Mounted at /content/drive


In [6]:
from sklearn.datasets import load_iris
import pandas as pd

In [7]:
# load iris data
iris = load_iris()
x = iris.data   # feature
y = iris.target # target

In [8]:
type(y)

numpy.ndarray

In [10]:
# check the class distribution
print(pd.Series(y).value_counts())

0    50
1    50
2    50
Name: count, dtype: int64


## Solutions to Imbalanced Data Problems:

### **1. Resampling Techniques**:

## 1.1 Under-Sampling

Reduce the number of instances in the majority class by randomly removing instances.



In [12]:
from sklearn.datasets import load_breast_cancer
from imblearn.under_sampling import RandomUnderSampler
import pandas as pd
breast_cancer = load_breast_cancer()
x = breast_cancer.data
y = breast_cancer.target
print(pd.Series(y).value_counts())

1    357
0    212
Name: count, dtype: int64


In [13]:
rus = RandomUnderSampler(random_state=42)
x_resampled, y_resampled = rus.fit_resample(x, y)
print(pd.Series(y_resampled).value_counts())

0    212
1    212
Name: count, dtype: int64


**Advantages**:
* Reduces computation time and memory usage.
* Helps balance class distribution, potentially improving model performance.

**Disadvantages**:
* May discard potentially useful information from majority class.
* Risk of underfitting if important samples are removed.

## 1.2. Over-Sampling

Increase the number of instances in the minority class by duplicating existing instances or generating synthetic samples.



In [15]:
from imblearn.over_sampling import RandomOverSampler
ros = RandomOverSampler(random_state=42)
x_resampled1, y_resampled1 = ros.fit_resample(x, y)
print(pd.Series(y_resampled1).value_counts())

0    357
1    357
Name: count, dtype: int64


**Advantages**:
* Increases representation of minority class, preventing bias towards majority class.
* Can improve model performance.

**Disadvantages**:
* May lead to overfitting if synthetic samples are not well-generated.
* Can increase computation time and memory usage.



Generate synthetic samples for the minority class by interpolating between existing instances.

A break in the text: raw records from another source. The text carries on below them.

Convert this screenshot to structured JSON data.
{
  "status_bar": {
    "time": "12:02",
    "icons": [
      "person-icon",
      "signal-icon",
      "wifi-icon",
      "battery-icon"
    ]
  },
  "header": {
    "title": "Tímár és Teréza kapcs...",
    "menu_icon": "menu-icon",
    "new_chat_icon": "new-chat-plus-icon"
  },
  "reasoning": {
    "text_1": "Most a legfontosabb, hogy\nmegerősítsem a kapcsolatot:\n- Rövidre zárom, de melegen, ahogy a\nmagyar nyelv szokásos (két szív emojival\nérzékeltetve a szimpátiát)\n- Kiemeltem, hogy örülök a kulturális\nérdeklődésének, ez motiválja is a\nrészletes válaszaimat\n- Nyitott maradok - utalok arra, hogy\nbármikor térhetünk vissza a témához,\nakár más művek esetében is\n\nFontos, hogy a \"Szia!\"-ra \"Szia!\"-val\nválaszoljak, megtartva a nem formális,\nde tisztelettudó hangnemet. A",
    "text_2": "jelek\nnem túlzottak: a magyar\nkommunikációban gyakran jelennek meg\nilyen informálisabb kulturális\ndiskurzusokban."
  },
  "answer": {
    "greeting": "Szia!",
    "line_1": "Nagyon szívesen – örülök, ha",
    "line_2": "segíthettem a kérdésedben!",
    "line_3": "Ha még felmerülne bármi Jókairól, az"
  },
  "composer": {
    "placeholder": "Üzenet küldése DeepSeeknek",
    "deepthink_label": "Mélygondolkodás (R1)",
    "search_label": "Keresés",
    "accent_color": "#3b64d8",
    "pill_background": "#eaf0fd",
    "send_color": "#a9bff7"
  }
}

### Step-by-Step Process of SMOTE:
#### Identify Minority Class Samples:

SMOTE first identifies the minority class samples from the dataset. Let's assume we have a binary classification problem where the majority class has far more instances than the minority class.
Find k Nearest Neighbors:

- For each minority class sample, SMOTE finds its k-nearest neighbors in the feature space using techniques like Euclidean distance. Typically, k is set to 5 by default, though it can be adjusted.
- These neighboring points are other minority class examples that are "close" to the original point in the feature space.
Generate Synthetic Samples:

SMOTE then selects one of the k-nearest neighbors at random and creates a new synthetic sample.
![image.png](attachment:a8416356-eabf-4c2a-ae82-3b96bab4c87c.png)

In [17]:
from imblearn.over_sampling import SMOTE
smote = SMOTE(random_state=42)
x_resampled2, y_resampled2 = smote.fit_resample(x, y)
print(pd.Series(y_resampled2).value_counts())

0    357
1    357
Name: count, dtype: int64


**Advantages**:
* Generates synthetic samples, preserving minority class distribution.
* Addresses imbalanced data without discarding information.

**Disadvantages**:
* Can introduce noise if synthetic samples are poorly generated.
* May not work well with high-dimensional data.
* Sensitive towards outliers.

**Model Selection:**

Choose models that are robust to class imbalance, such as linear regression, logistic regression, decision trees, random forests, support vector machines with appropriate kernels, or anomaly detection algorithms.

## 2. Data-Level Techniques:

* **Collect More Data:** Gather additional data for the minority class to balance the dataset.
* **Domain Knowledge:** Incorporate domain knowledge to better understand the importance of different classes and guide the selection of appropriate techniques for handling imbalance.